Start your day off right with this filling and delicious peanut butter and cinnamon spiced Apple Banana Smoothie! It’s made with exclusively wholesome ingredients, flavoured with the natural sweetness of fresh fruits and is ready in minutes! Simply blend everything together in a high powered blender enjoy as a quick breakfast or healthy snack. Serve as is or spruce up your drink with an extra sprinkling of granola, nuts, seeds or fresh fruit slices! | Grain Free + Vegan
Apple season has finally arrived and I am here for. With the warm summer days slowly fading away and the cool, crisp autumnal air creeps in – this apple smoothie recipe is the perfect way to usher in all the cozy fall flavours without turning on the oven!
What’s Inside this Apple Banana Smoothie
Altogether this smoothie is made up a few simple ingredients and relies on the natural sweetness of fresh fruit.
- Apple: You can peel or leave your apple unpeeled as you like. Just make sure to cut out the inner core along with the apple seeds before adding your apple pieces to the blender. This recipe calls for fresh apples, but you can also use frozen apples as well.
- Banana: Frozen banana is most ideal, but you can absolutely make this smoothie using fresh, ripe banana if that’s all you have available to you. As always – the riper the banana, the sweeter the flavour. If you’re working with fresh bananas make sure to add a handful of ice cubes.
- Almond Milk: I used almond milk in my smoothie, but you can use any type of milk you’d like. Oat milk and coconut milk are good options for creamy smoothies. Both sweetened and unsweetened milk will work. Add an additional 1/4 – 1/2 cup almond milk to thin out your smoothie if needed.
- Peanut Butter: Peanut butter adds a protein, healthy fats and thicker texture.
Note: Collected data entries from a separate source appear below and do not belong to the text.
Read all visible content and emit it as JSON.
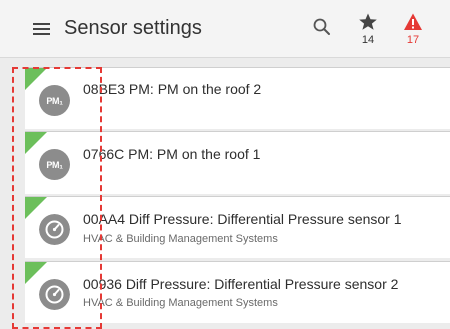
{
  "header": {
    "title": "Sensor settings",
    "starred_count": "14",
    "alert_count": "17"
  },
  "colors": {
    "accent_green": "#6cbf5b",
    "alert_red": "#e53935",
    "avatar_gray": "#8c8c8c"
  },
  "sensors": [
    {
      "name": "08BE3 PM: PM on the roof 2",
      "subtitle": "",
      "icon": "pm-icon"
    },
    {
      "name": "0766C PM: PM on the roof 1",
      "subtitle": "",
      "icon": "pm-icon"
    },
    {
      "name": "00AA4 Diff Pressure: Differential Pressure sensor 1",
      "subtitle": "HVAC & Building Management Systems",
      "icon": "gauge-icon"
    },
    {
      "name": "00936 Diff Pressure: Differential Pressure sensor 2",
      "subtitle": "HVAC & Building Management Systems",
      "icon": "gauge-icon"
    }
  ],
  "pm_icon_text": "PM₁"
}
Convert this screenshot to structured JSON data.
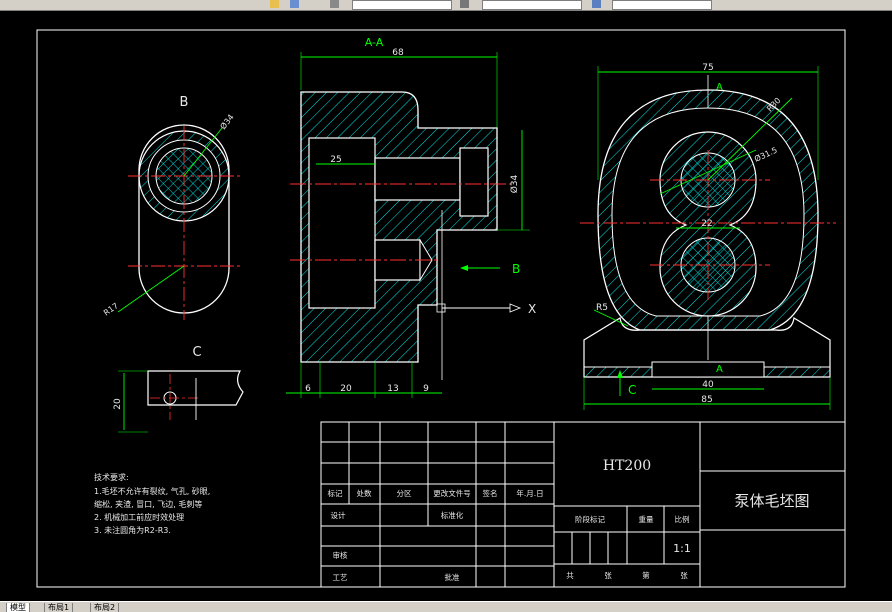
{
  "toolbar": {
    "icons": [
      "zoom-icon",
      "layer-icon",
      "match-prop-icon",
      "properties-icon",
      "layer-list-icon"
    ]
  },
  "tabs": [
    {
      "label": "模型"
    },
    {
      "label": "布局1"
    },
    {
      "label": "布局2"
    }
  ],
  "views": {
    "section_title": "A-A",
    "left": {
      "label_top": "B",
      "label_bottom": "C",
      "dim_dia": "Ø34",
      "dim_radius": "R17"
    },
    "section": {
      "dim_total": "68",
      "dim_inner": "25",
      "dim_dia": "Ø34",
      "dim_bottom": [
        "6",
        "20",
        "13",
        "9"
      ],
      "arrow_b": "B",
      "axis_x": "X"
    },
    "right": {
      "dim_width": "75",
      "dim_r30": "R30",
      "dim_dia": "Ø31.5",
      "dim_center": "22",
      "dim_r5": "R5",
      "dim_base_inner": "40",
      "dim_base": "85",
      "label_a_top": "A",
      "label_a_bottom": "A",
      "label_c": "C"
    },
    "c_view": {
      "dim_height": "20"
    }
  },
  "notes": {
    "title": "技术要求:",
    "lines": [
      "1.毛坯不允许有裂纹, 气孔, 砂眼,",
      "缩松, 夹渣, 冒口, 飞边, 毛刺等",
      "2. 机械加工前应时效处理",
      "3. 未注圆角为R2-R3."
    ]
  },
  "title_block": {
    "material": "HT200",
    "part_name": "泵体毛坯图",
    "scale": "1:1",
    "row_labels": [
      "标记",
      "处数",
      "分区",
      "更改文件号",
      "签名",
      "年.月.日"
    ],
    "design": "设计",
    "standard": "标准化",
    "stage": "阶段标记",
    "weight": "重量",
    "scale_label": "比例",
    "review": "审核",
    "process": "工艺",
    "approve": "批准",
    "sheets": [
      "共",
      "张",
      "第",
      "张"
    ]
  }
}
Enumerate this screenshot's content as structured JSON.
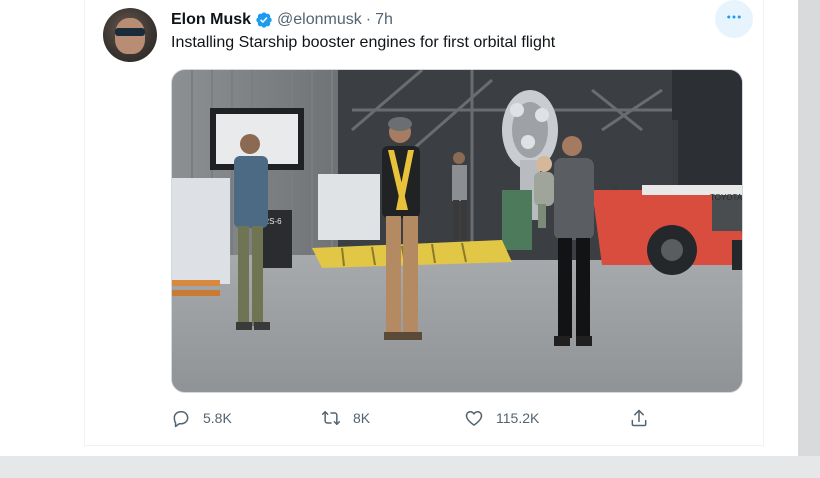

Almond butter or cashew butter can be used instead to make a paleo or whole30 smoothie.
- Cinnamon: A pinch of cinnamon is all you need to really amp up the cozy, fall feeling.
- Vanilla Extract: Add a splash of vanilla to boost the overall sweetness.
Keep in mind that ripeness of your banana and the type of apple you choose will influence the overall sweetness of your smoothie. If you want to sweeten up your smoothie without adding too much extra sugar you can try a few different things while sticking with real food:
- Add 1-3 teaspoons maple syrup or honey. Both maple and honey are lovely flavours when combined with apple. Remember that honey is not vegan.
- Add one or two pitted dates. Dates add a ton of sweetness along with a few handy health benefits (fibre, magnesium, vitamins, etc).
- Choose a sweeter apple variety: Fuji, Golden Delicious and Gala Apple are all good, sweet apple options (as opposed to granny smith and pink lady apples which are more tart than sweet).
- Protein Powder: Add a scoop of plain or vanilla protein powder to make an even more protein packed and filling smoothie perfect for a pre or post workout healthy snack.
- Greek Yoghurt: If you don’t mind the dairy, greek yogurt is a great way to also pack in some extra protein and make for a thicker, creamier texture. Plain yogurt also works. To keep this vegan you can choose a dairy free yogurt.
- Nuts and/or seeds: Flax seeds, chia seed and or hemp seeds are all good ways to add a little more dietary fiber and healthy fat.
- Rolled Oats: Rolled oats will add fibre, protein and a few extra carbs. Make sure to ensure that you’re using certified gluten free oats!
- Apple Pie Spice – Instead of cinnamon you can boost up the cozy autumnal flavour by adding a pinch of apple pie spice blend.
A few more of my favorite healthy smoothie recipes you might enjoy:
- Chocolate Cherry Smoothie
- Green Monster Smoothie
- Berry Ginger Smoothie
- Golden Milk Frappuccino (not exactly a smoothie, but smoothie adjacent)
- 1 sweet apple, core and seeds removed
- 1 ripe banana (frozen banana is ideal, but fresh banana works too)
- 3/4 cup |180 ml almond milk
- 2 tablespoons peanut butter (smooth or crunchy)
- 1/4 teaspoon vanilla extract
- pinch of cinnamon
- 1/2 cup of ice (you can leave out this ice if using frozen banana)
- 1-2 pitted dates (for a sweeter smoothie)
- 1 tablespoon flax, chia or hemp seeds
- 1/4 cup yoghurt (for a creamier smoothie)
- 1 scoop vanilla or plain protein powder
- Add all of your ingredients to a high powered blender. Cover with the fitted lid and blend until smooth. Add more liquid to thin out the smoothie if needed.
- Divide between 1 or 2 glasses and enjoy.
- You can substitute the peanut butter for another nut or seed butter or choice.
- You can substitute another type of milk (dairy or non dairy) for the almond milk.